For (2 × 5) systems, the initial placement of “TiO2 vacancies” resulted in distinct founders, with the vacancies positioned either in-line or out-of-line relative to the overlayer Sr in the [10] direction. All sensible configurations resulting from these founders yielded significantly higher energies than the (2 × 5)b from ref. 25. However, an alternative candidate structure, (2 × 5)c (see Fig. 4), could be identified due to its distinct features. There, in contrast to (2 × 5)b, the overlayer Sr atom is aligned with a TiO ridge rather than being offset. While the energy difference between the two is ΔE = 208 meV per (1 × 1) bulk unit cell in favor of (2 × 5)b, the new (2 × 5)c clearly fits regions of the inhomogeneous surface, as shown in Fig. 5.
The investigation of SrTiO3(110)-(2 × 4) identified two stable surface structures, labeled (2 × 4)d and (2 × 4)e, both shown in Fig. 4. Although the difference in DFT energies between them is vanishingly small – only 2 meV per (1 × 1) bulk unit cell in favor of (2 × 4)d – the arrangement of the overlayer atoms is distinct. The most noticeable differences include the relative position of the overlayer Sr atom with respect to the TiO ridges and the resulting positional changes. Additionally, the centered unit cell c(2 × 8) was found as a candidate structure for explaining regions on the STM measurement showing a shift between Sr positions.
The newly proposed structures (2 × 4)d, (2 × 4)e, c(2 × 8), and (2 × 5)c thus provide previously missing atomistic models, which we successfully matched to the various experimentally observed motifs.
To fine-tune the training data in a further AL step, and thereby enhance model performance, we employed spatially resolved uncertainty estimation to identify underrepresented local environments which global uncertainty measures had failed to resolve. The resulting MLFF, MACEfull, was trained on 2618 structures spanning SrTiO3(110)-(n × m), n ∈ {4, 5}, m ∈ {2, 3}.
We successfully identified two not previously reported candidates for stable (2 × 3) reconstructions.
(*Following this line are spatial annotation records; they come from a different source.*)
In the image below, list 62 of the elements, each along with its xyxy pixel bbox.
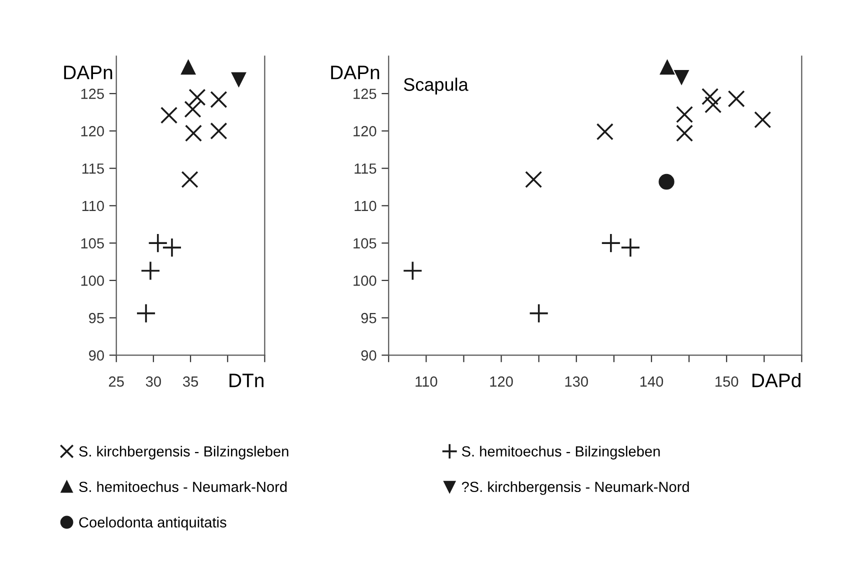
y-tick-label: 90 — [88, 350, 104, 361]
x-axis-title: DTn — [230, 374, 264, 388]
x-tick-label: 150 — [716, 376, 738, 387]
point — [210, 122, 228, 140]
point — [525, 170, 542, 188]
point — [160, 106, 178, 124]
x-tick-label: 140 — [640, 376, 664, 387]
point — [148, 233, 168, 253]
point — [620, 238, 640, 258]
x-tick-label: 35 — [182, 376, 198, 387]
x-tick-label: 30 — [146, 376, 161, 387]
x-tick-label: 120 — [490, 376, 513, 387]
y-axis-title: DAPn — [331, 66, 380, 80]
point — [232, 72, 246, 87]
point — [728, 90, 745, 108]
y-tick-label: 125 — [354, 88, 376, 99]
y-tick-label: 120 — [354, 126, 376, 136]
y-tick-label: 100 — [81, 276, 104, 286]
y-tick-label: 120 — [81, 126, 104, 136]
y-tick-label: 105 — [354, 238, 376, 248]
point — [402, 260, 423, 281]
point — [600, 233, 621, 253]
y-tick-label: 115 — [82, 164, 104, 174]
legend-label: S. kirchbergensis - Bilzingsleben — [79, 446, 288, 460]
y-axis-title: DAPn — [64, 66, 112, 80]
legend-label: Coelodonta antiquitatis — [79, 516, 226, 530]
x-tick-label: 130 — [565, 376, 588, 387]
point — [181, 170, 198, 188]
legend-label: S. hemitoechus - Neumark-Nord — [79, 481, 287, 492]
point — [596, 123, 614, 140]
point — [702, 88, 719, 106]
annotation: Scapula — [404, 78, 468, 95]
y-tick-label: 105 — [81, 238, 104, 248]
point — [210, 91, 228, 108]
legend-label: S. hemitoechus - Bilzingsleben — [462, 446, 660, 460]
legend-label: ?S. kirchbergensis - Neumark-Nord — [462, 481, 689, 495]
y-tick-label: 95 — [88, 312, 104, 324]
point — [184, 124, 202, 142]
point — [674, 70, 689, 84]
y-tick-label: 115 — [354, 164, 376, 174]
y-tick-label: 95 — [361, 312, 376, 324]
point — [660, 60, 674, 75]
point — [184, 100, 202, 118]
y-tick-label: 110 — [354, 200, 376, 212]
point — [181, 60, 196, 75]
y-tick-label: 125 — [81, 88, 104, 99]
point — [140, 260, 160, 281]
point — [188, 88, 206, 106]
point — [754, 111, 772, 128]
point — [136, 303, 156, 324]
point — [676, 124, 694, 142]
x-tick-label: 25 — [108, 376, 124, 387]
y-tick-label: 90 — [361, 350, 376, 361]
point — [658, 174, 674, 190]
y-tick-label: 110 — [82, 200, 104, 212]
x-tick-label: 110 — [416, 376, 438, 387]
point — [162, 238, 182, 258]
x-axis-title: DAPd — [752, 373, 800, 388]
point — [676, 106, 694, 124]
point — [528, 303, 549, 324]
point — [704, 96, 722, 114]
y-tick-label: 100 — [354, 276, 376, 286]
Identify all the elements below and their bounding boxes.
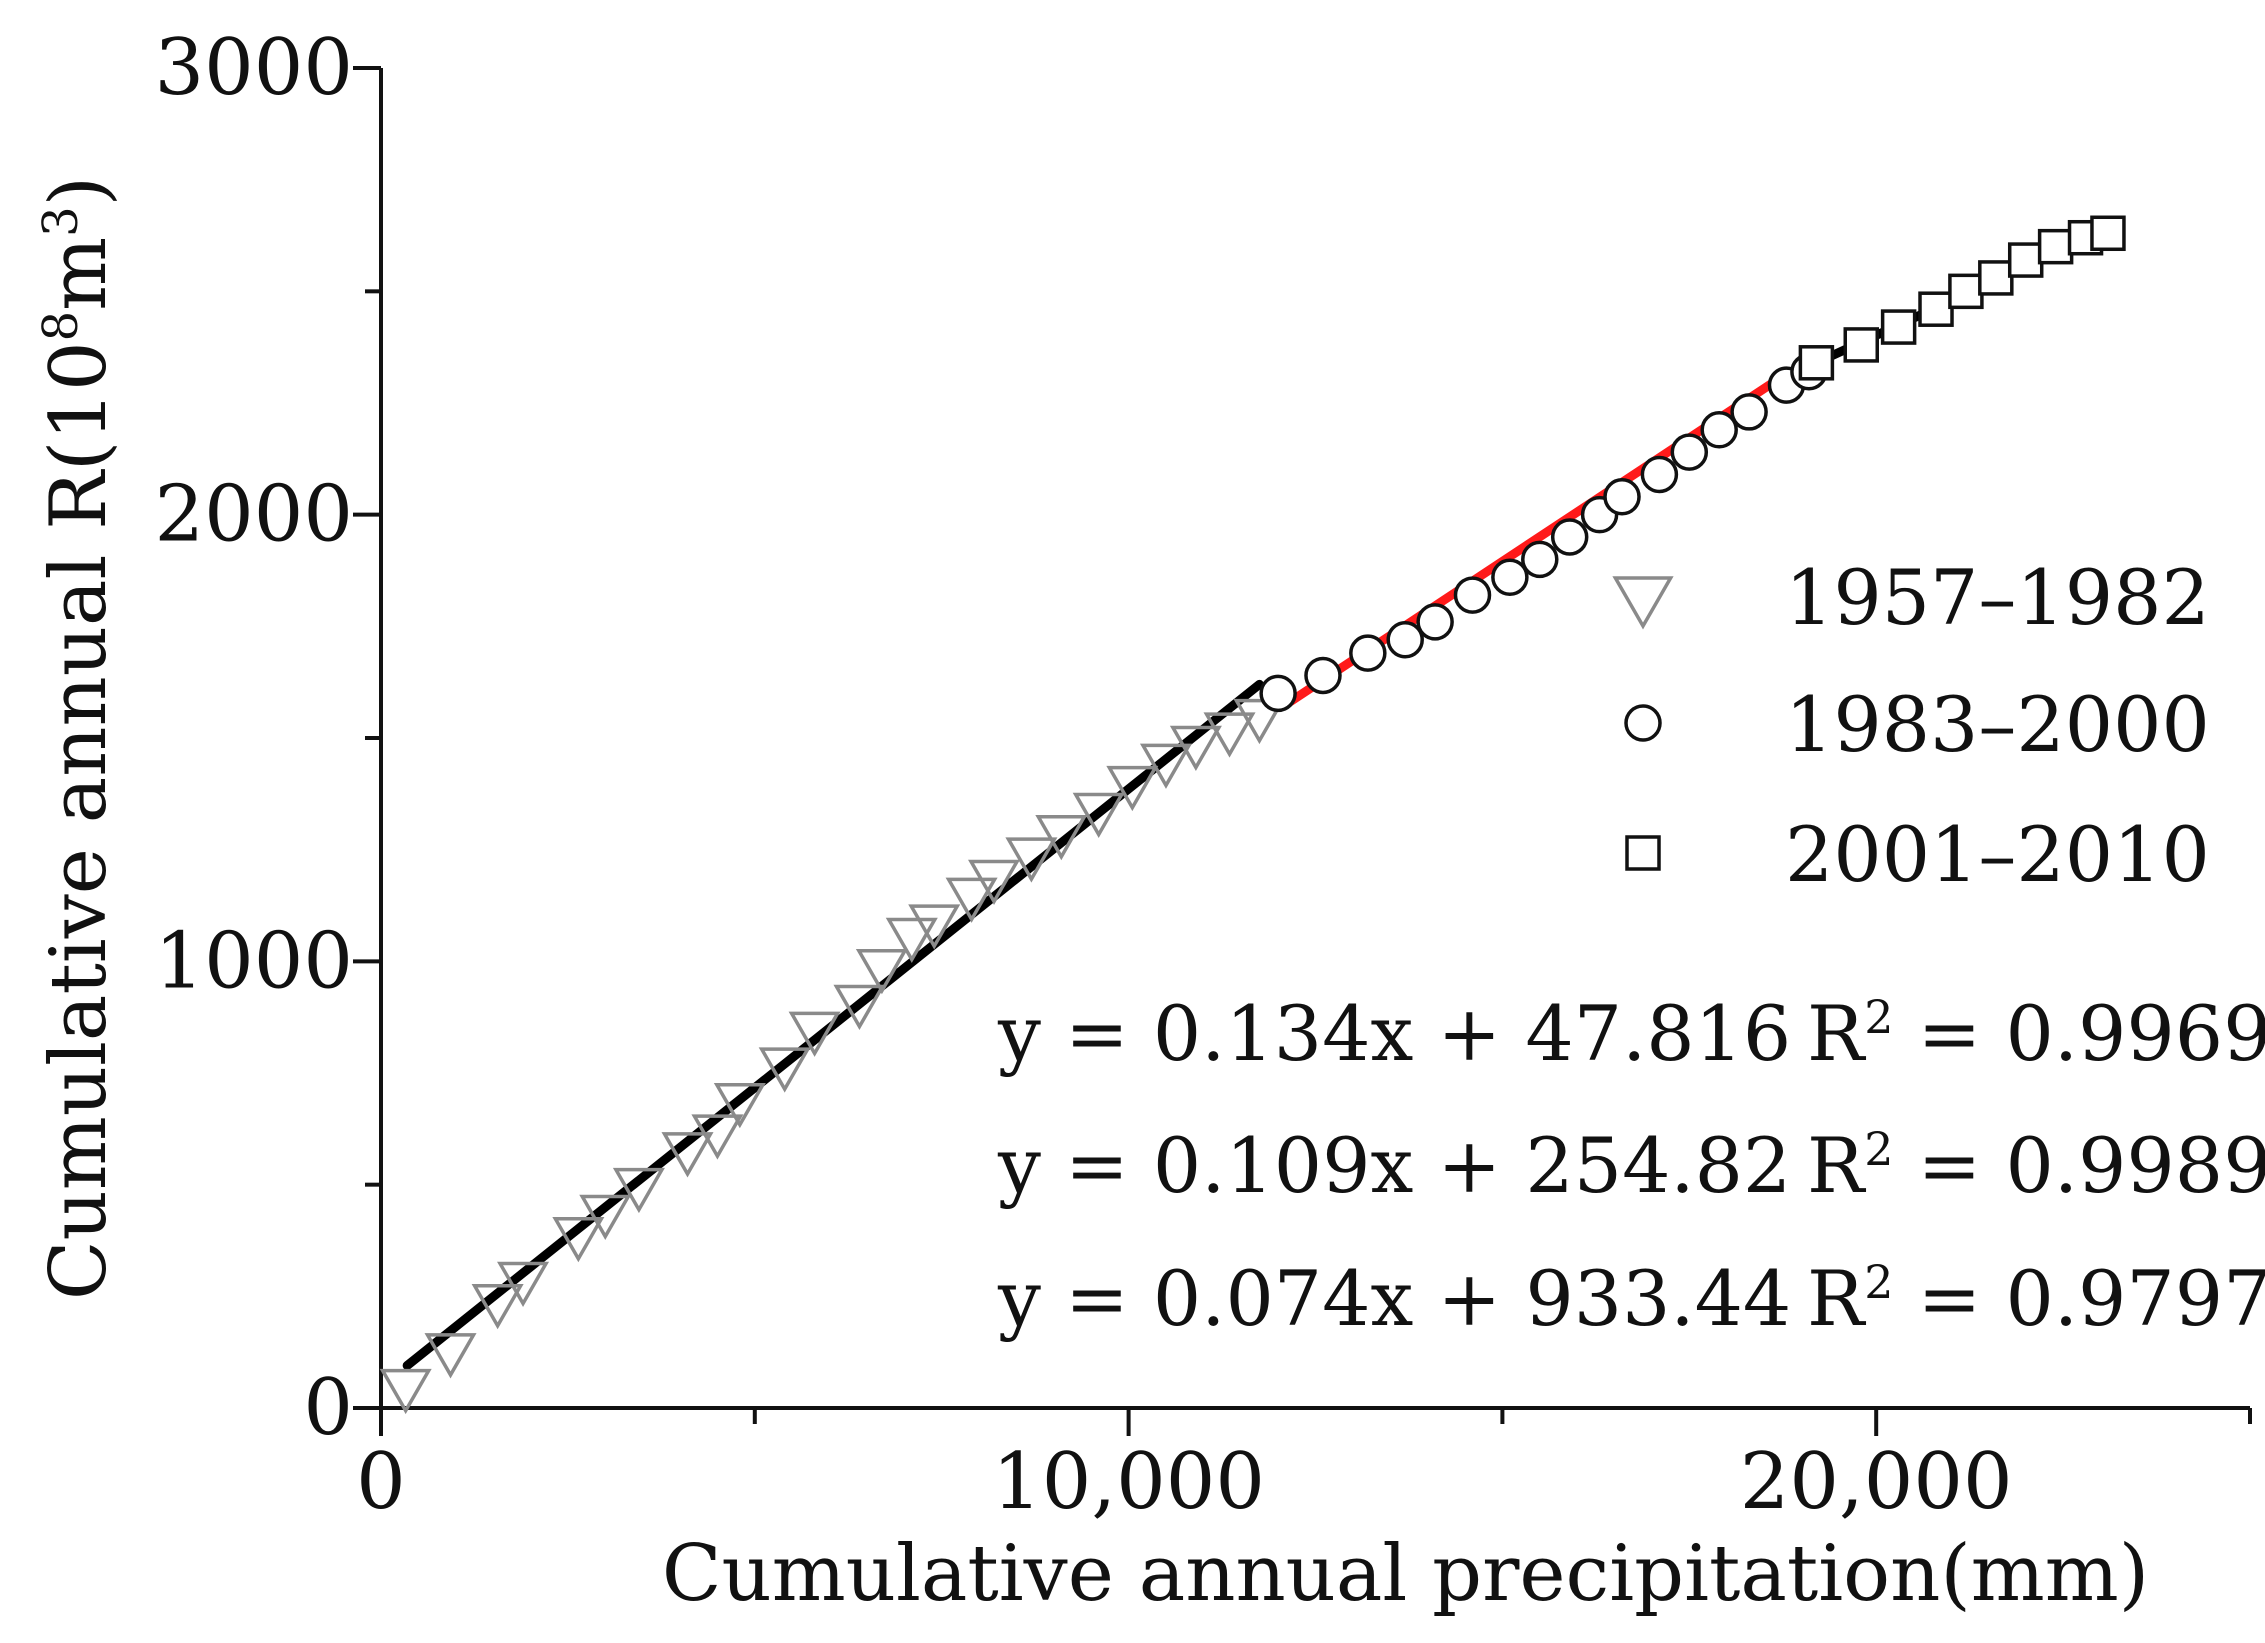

These structures were then used to extrapolate to (2 × 4) and (2 × 5) founder structures for evolutionary exploration. With this approach, we found new stable candidate structures for SrTiO3(110)-(2 × 4) and -(2 × 5), explaining different experimentally observed regions of the inhomogeneous Ti-rich surface. This method could be extended to other multi-element oxides featuring complex, composition-related, and possibly coexisting surface reconstructions characterized by large motifs.